Юность для «взрослости» выступает как «актуальное прошлое»: именно в этом возрастном периоде личностного развития, по Э. Эриксону, разрешение кризиса идентичности становится ключевым. «Кризис эго-идентичности происходит в юности, но нарастает в течение всего детства и постоянно напоминает о себе в периоды кризисов последующих лет» [16].

Именно юность творит чувство (само)тождественности, единства, индивидуальной целостности личности, «в виде существующего во времени постоянства, в виде непреложного исторического факта», – пишет Э. Эриксон [17].

Таким образом, в ситуации экзистенциальной тревоги в «конце истории» «взрослость» вынуждена продуктивно «регрессировать» в прошлое – в юность – для укрепления экзистенциальных «мускулов» нарастающего объёма эгоидентичности.

Единственный выход – укорениться в бытии, укрепить собственную идентичность; все возможности для этого предоставляет именно взрослость. Упущенные шансы взрослости ставят под угрозу ощущение жизни у не справившегося с вызовами человека «середины жизни», а также у всех, с кем переплетены его жизненные стадии (ближний и дальний круг людей).

Достойный ответ взрослости – укреплённая в радикальных изменениях идентичность как «психологический процесс, который сохраняет какие-то существенно важные как для отдельной личности, так и для общества особенности» [18].

Собственно, задача этапа взрослости, по Э. Эриксону, заключается в позитивном обретении идентичности – в завершении этого наиболее остро обнажаемого в юности процесса личностного роста.

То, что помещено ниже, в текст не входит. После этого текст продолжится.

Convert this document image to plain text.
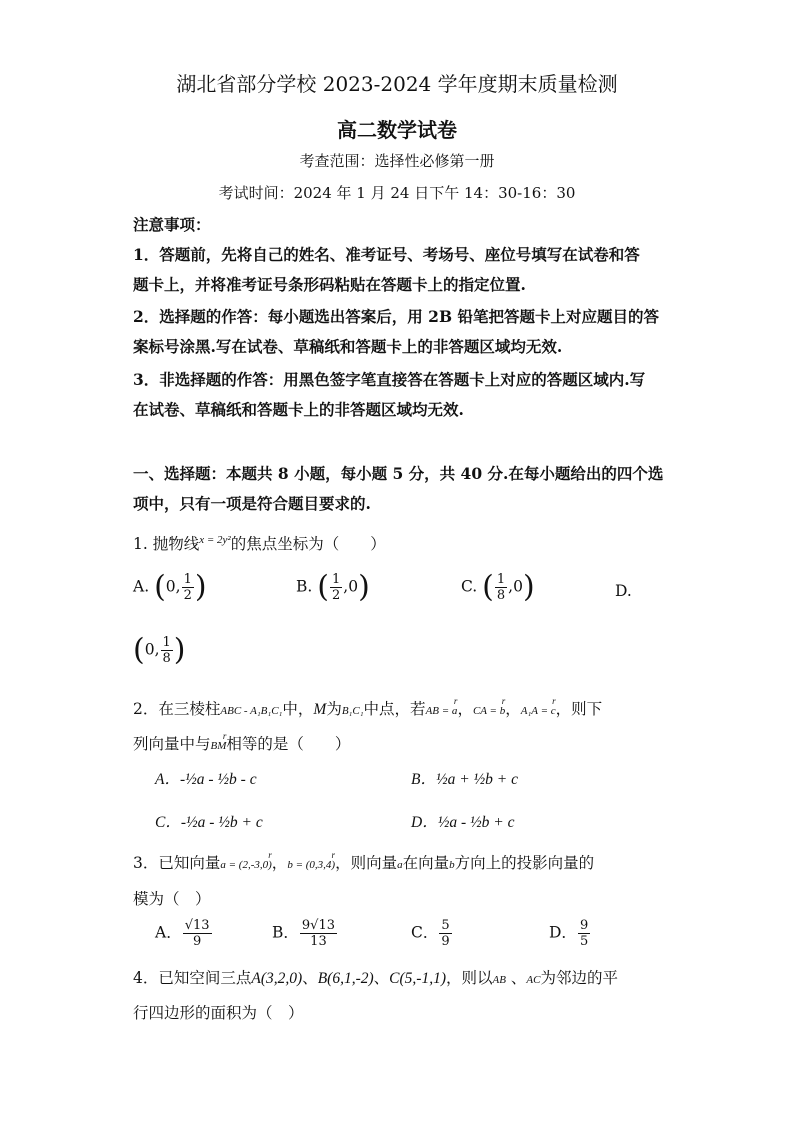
湖北省部分学校 2023-2024 学年度期末质量检测
高二数学试卷
考查范围：选择性必修第一册
考试时间：2024 年 1 月 24 日下午 14：30-16：30
注意事项：
1．答题前，先将自己的姓名、准考证号、考场号、座位号填写在试卷和答
题卡上，并将准考证号条形码粘贴在答题卡上的指定位置.
2．选择题的作答：每小题选出答案后，用 2B 铅笔把答题卡上对应题目的答
案标号涂黑.写在试卷、草稿纸和答题卡上的非答题区域均无效.
3．非选择题的作答：用黑色签字笔直接答在答题卡上对应的答题区域内.写
在试卷、草稿纸和答题卡上的非答题区域均无效.
一、选择题：本题共 8 小题，每小题 5 分，共 40 分.在每小题给出的四个选
项中，只有一项是符合题目要求的.
1. 抛物线$^{x = 2y^2}$的焦点坐标为（　　）
A. (0, $\frac{1}{2}$ )	B. ( $\frac{1}{2} ,0$)	C. ( $\frac{1}{8} ,0$)	D.
(0, $\frac{1}{8}$ )
2．在三棱柱ABC - A₁B₁C₁中，M为B₁C₁中点，若r AB = a，r CA = b，r A₁A = c，则下
列向量中与r BM相等的是（　　）
A．-½a - ½b - c	B．½a + ½b + c
C．-½a - ½b + c	D．½a - ½b + c
3．已知向量r a = (2,-3,0)，r b = (0,3,4)，则向量a在向量b方向上的投影向量的
模为（　）
A． $\frac{√13}{9}$	B． $\frac{9√13}{13}$	C． $\frac{5}{9}$	D． $\frac{9}{5}$
4．已知空间三点A(3,2,0)、B(6,1,-2)、C(5,-1,1)，则以AB 、AC为邻边的平
行四边形的面积为（　）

Атрибутами позитивного течения обретения целостности на этапе взрослости являются, согласно Э. Эриксону, следующие моменты:

1)     «всё возрастающая уверенность в своём соответствии некой “мировой гармонии”, которая и проявляется в ощущении эмоциональной целостности, хранящей верность всем юношеским испытаниям и готовой не только к лидерству, но и к самоотречению» [19];

2)     «безусловное “принятие” жизненного опыта и мнения людей, представляющих исключительную важность в решении многих вопросов, “принятие” без всяких оговорок. Таким образом, это означает возникновение новых, совершенно отличных от прежних, отношений с родителями, свободных от желания хотя бы в чём-то изменить друг друга; это знаменует признание за каждым человеком права нести персональную ответственность за свои поступки. Это новое чувство причастности к людям самых отдалённых времён и самых различных занятий, которые на протяжении многих веков вырабатывали нормы сохранения любви и человеческого достоинства» [20].

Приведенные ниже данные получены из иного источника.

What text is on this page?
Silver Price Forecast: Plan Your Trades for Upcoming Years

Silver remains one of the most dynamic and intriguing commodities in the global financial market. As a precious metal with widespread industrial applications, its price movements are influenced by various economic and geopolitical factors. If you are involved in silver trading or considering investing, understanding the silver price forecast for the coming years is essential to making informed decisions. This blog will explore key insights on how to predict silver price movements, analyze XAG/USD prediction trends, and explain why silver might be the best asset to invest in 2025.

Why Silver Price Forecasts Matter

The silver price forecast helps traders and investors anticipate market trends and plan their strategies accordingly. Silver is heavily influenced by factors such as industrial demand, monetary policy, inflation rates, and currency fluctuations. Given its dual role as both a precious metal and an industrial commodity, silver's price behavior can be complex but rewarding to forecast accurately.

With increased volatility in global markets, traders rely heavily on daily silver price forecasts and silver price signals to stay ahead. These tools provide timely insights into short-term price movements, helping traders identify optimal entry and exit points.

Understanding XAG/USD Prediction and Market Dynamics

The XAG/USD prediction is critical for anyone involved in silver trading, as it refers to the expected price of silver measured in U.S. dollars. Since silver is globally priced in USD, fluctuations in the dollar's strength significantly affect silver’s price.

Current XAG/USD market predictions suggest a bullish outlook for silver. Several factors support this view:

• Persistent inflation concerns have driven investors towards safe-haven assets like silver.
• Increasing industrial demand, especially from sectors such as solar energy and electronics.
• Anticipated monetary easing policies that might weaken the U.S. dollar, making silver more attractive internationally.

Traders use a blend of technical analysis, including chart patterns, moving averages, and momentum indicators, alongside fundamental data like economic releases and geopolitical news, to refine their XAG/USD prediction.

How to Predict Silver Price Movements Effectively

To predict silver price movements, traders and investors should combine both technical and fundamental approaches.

 Становление человека в качестве «взрослого», таким образом, – это аутентичное раскрытие индивидуальной экзистенции в контексте социально-исторического бытия. Сила индивидуального Эго развивается и передаётся из поколения к поколению через определённые качества – добродетели, ответственно-окончательное формирование которых соотнесено с соответствующими этапами развития личности.

Взрослость – этап завершающего процесса оформления зрелой формы любви – заботы как ключевой добродетели взрослости.

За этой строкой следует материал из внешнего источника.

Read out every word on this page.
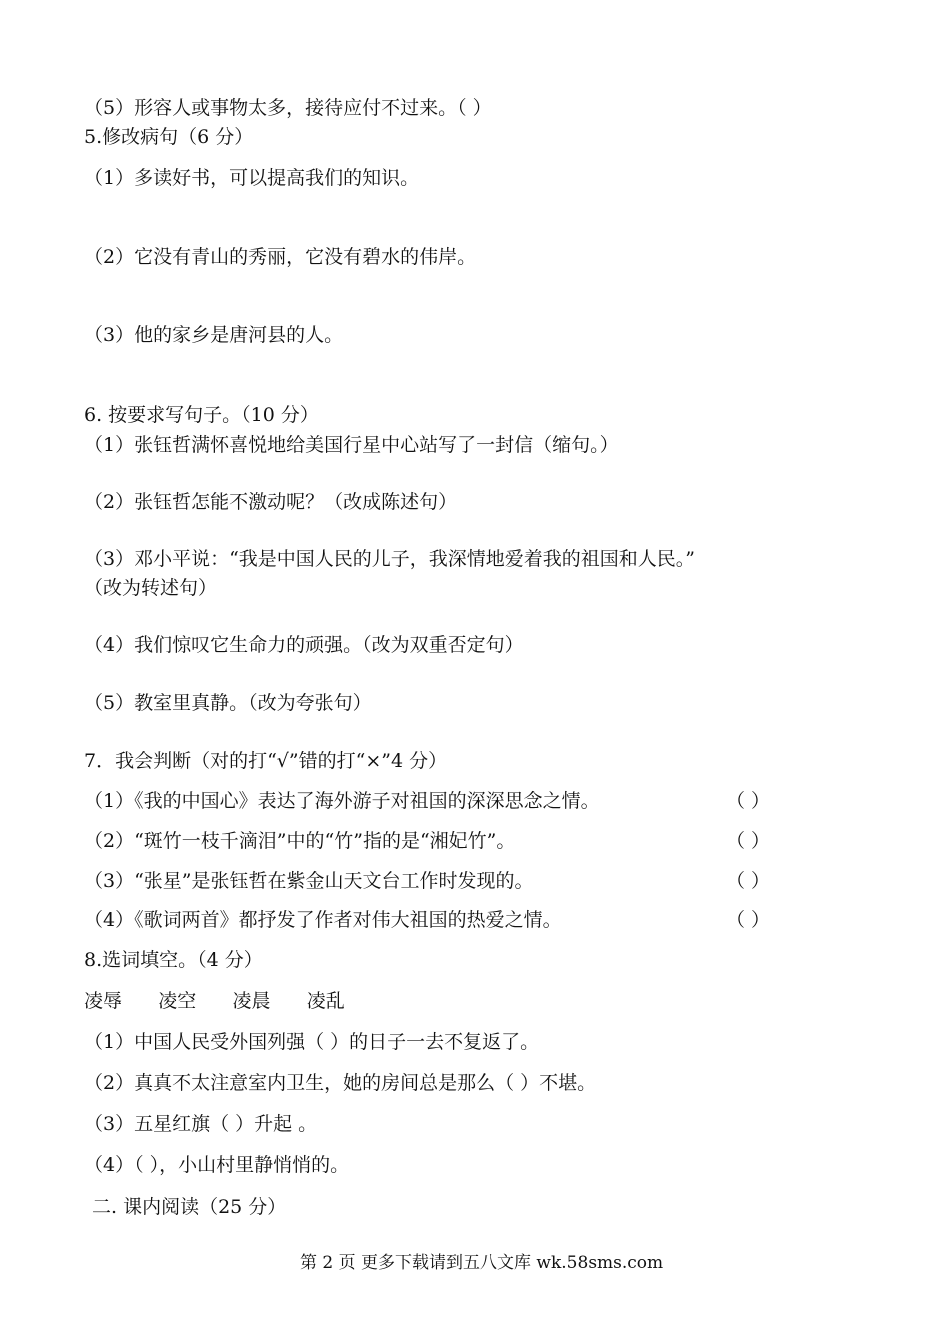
（5）形容人或事物太多，接待应付不过来。（ ）
5.修改病句（6 分）
（1）多读好书，可以提高我们的知识。
（2）它没有青山的秀丽，它没有碧水的伟岸。
（3）他的家乡是唐河县的人。
6. 按要求写句子。（10 分）
（1）张钰哲满怀喜悦地给美国行星中心站写了一封信（缩句。）
（2）张钰哲怎能不激动呢？（改成陈述句）
（3）邓小平说：“我是中国人民的儿子，我深情地爱着我的祖国和人民。”
（改为转述句）
（4）我们惊叹它生命力的顽强。（改为双重否定句）
（5）教室里真静。（改为夸张句）
7．我会判断（对的打“√”错的打“×”4 分）
（1）《我的中国心》表达了海外游子对祖国的深深思念之情。	（ ）
（2）“斑竹一枝千滴泪”中的“竹”指的是“湘妃竹”。	（ ）
（3）“张星”是张钰哲在紫金山天文台工作时发现的。	（ ）
（4）《歌词两首》都抒发了作者对伟大祖国的热爱之情。	（ ）
8.选词填空。（4 分）
凌辱      凌空      凌晨      凌乱
（1）中国人民受外国列强（ ）的日子一去不复返了。
（2）真真不太注意室内卫生，她的房间总是那么（ ）不堪。
（3）五星红旗（ ）升起 。
（4）（ ），小山村里静悄悄的。
二. 课内阅读（25 分）
第 2 页 更多下载请到五八文库 wk.58sms.com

Забота в качестве воплощённой любви отсылает взрослого к настоящему, в котором латентно и явно актуализируется будущее. Таким образом, можно говорить о том, что психосоциальное выживание человека (человечества в целом) гарантируется аутентичными жизненными добродетелями (добродетель любви, по Э. Эриксону, базируется на надежде, силе воли, верности и других основополагающих «компетенциях» предыдущих периодов развития личности; забота, как и мудрость, формируемая в следующем после этапа взрослости пожилом возрасте, является метадобродетелью), «развивающимися во взаимодействии последовательных и совпадающих во времени поколений, живущих вместе в организованных сообществах» [21].

В заключение отметим: будущее сегодня созидается иначе, скорее, посредством совокупности ответственных (раскрывающих потребности гармонично развивающейся личности) локальных проектов – семейных, экологических, образовательных, технологических, вовлекающих в свою орбиту достаточно большое количество людей, суммарно-совместными усилиями которых складывается в конечном счёте коллективная история связанных актуализацией аутентичных ценностей поколений.

Такое представление об истории как совокупности «ответственных» локальных проектов сейчас для России, до сих пор озабоченной поиском «национальной идеи» в формате «большого исторического проекта», особенно важно: «конец истории» наступил для всех.